High Costs The PlayStation 3 will come will be compatible with the Blu- ray disc, which can store at least five times more video, audio and computer files than standard DVDs. The console's Cell chip will also make the PS3 about 35 times faster than its predecessor. The console will cost about 74,000 yen ($633) to make, with the Cell chip and Blu-ray accounting for more than half of the costs, and Sony will probably sell it for 44,800 yen in Japan and $399 in the U.S., Kuriyama said. :dance2: That compares with the Xbox 360's $399 tag for a console with a hard-disk drive, and $299 for a unit without a drive. Sony's PS3 will not come with a hard-disk drive, which can be used to store music, movies, and other computer files.
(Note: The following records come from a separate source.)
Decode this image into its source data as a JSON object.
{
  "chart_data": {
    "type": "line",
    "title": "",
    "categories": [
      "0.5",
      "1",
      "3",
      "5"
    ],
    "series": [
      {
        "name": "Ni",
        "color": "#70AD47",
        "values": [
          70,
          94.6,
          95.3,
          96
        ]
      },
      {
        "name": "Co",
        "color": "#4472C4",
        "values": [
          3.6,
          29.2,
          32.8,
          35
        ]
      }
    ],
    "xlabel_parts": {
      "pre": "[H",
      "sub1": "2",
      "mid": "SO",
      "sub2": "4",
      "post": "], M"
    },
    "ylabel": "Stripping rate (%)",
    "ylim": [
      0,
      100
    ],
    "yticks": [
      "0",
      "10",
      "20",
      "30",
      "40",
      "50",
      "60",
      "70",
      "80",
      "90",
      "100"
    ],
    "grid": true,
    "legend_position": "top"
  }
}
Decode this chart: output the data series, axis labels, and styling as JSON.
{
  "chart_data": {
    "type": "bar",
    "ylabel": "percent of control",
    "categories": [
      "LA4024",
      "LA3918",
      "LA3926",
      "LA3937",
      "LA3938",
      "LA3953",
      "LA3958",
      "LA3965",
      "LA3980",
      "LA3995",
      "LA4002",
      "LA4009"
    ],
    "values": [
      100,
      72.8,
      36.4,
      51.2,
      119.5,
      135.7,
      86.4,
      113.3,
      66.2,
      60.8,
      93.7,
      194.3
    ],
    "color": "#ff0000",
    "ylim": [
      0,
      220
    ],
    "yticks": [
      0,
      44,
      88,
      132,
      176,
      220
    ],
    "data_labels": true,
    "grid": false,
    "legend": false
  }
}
``There clearly would be a huge risk with a delay,'' said Stephen Hall, who helps manage the equivalent of $572 million at Britannic Asset Management in Glasgow, Scotland. ``The fact that the PS3 will include the Blu-ray disc and the Cell chip will also increase the actual production cost of the unit.''
The Blu-ray will have to compete with Toshiba Corp.'s high- definition DVD format, which can store at least four times more data. Microsoft backs Toshiba's HD DVD format and Chairman Bill Gates last year said future versions of the Xbox 360 may support the HD DVD format.
Format Doesn't Matter
``It remains to be seen whether the PS3 will be regarded as an entertainment hub, which Howard Stringer wants to do,'' said Amir Anvarzadeh, director of Japanese equity sales at KBC Financial Products in London. A possible delay is ``a hindrance. People want the PS3 to come out regardless of what the media is. They don't care if it's Blu-ray or HD DVD.''
Sony on Jan. 26 forecast an annual profit, reversing a loss forecast, on sales of Bravia televisions and PlayStation Portable video-game players. Sony posted a record 168.9 billion yen ($1.4 billion) profit in the October to December quarter, triggering a 14 percent gain in its shares the next trading day.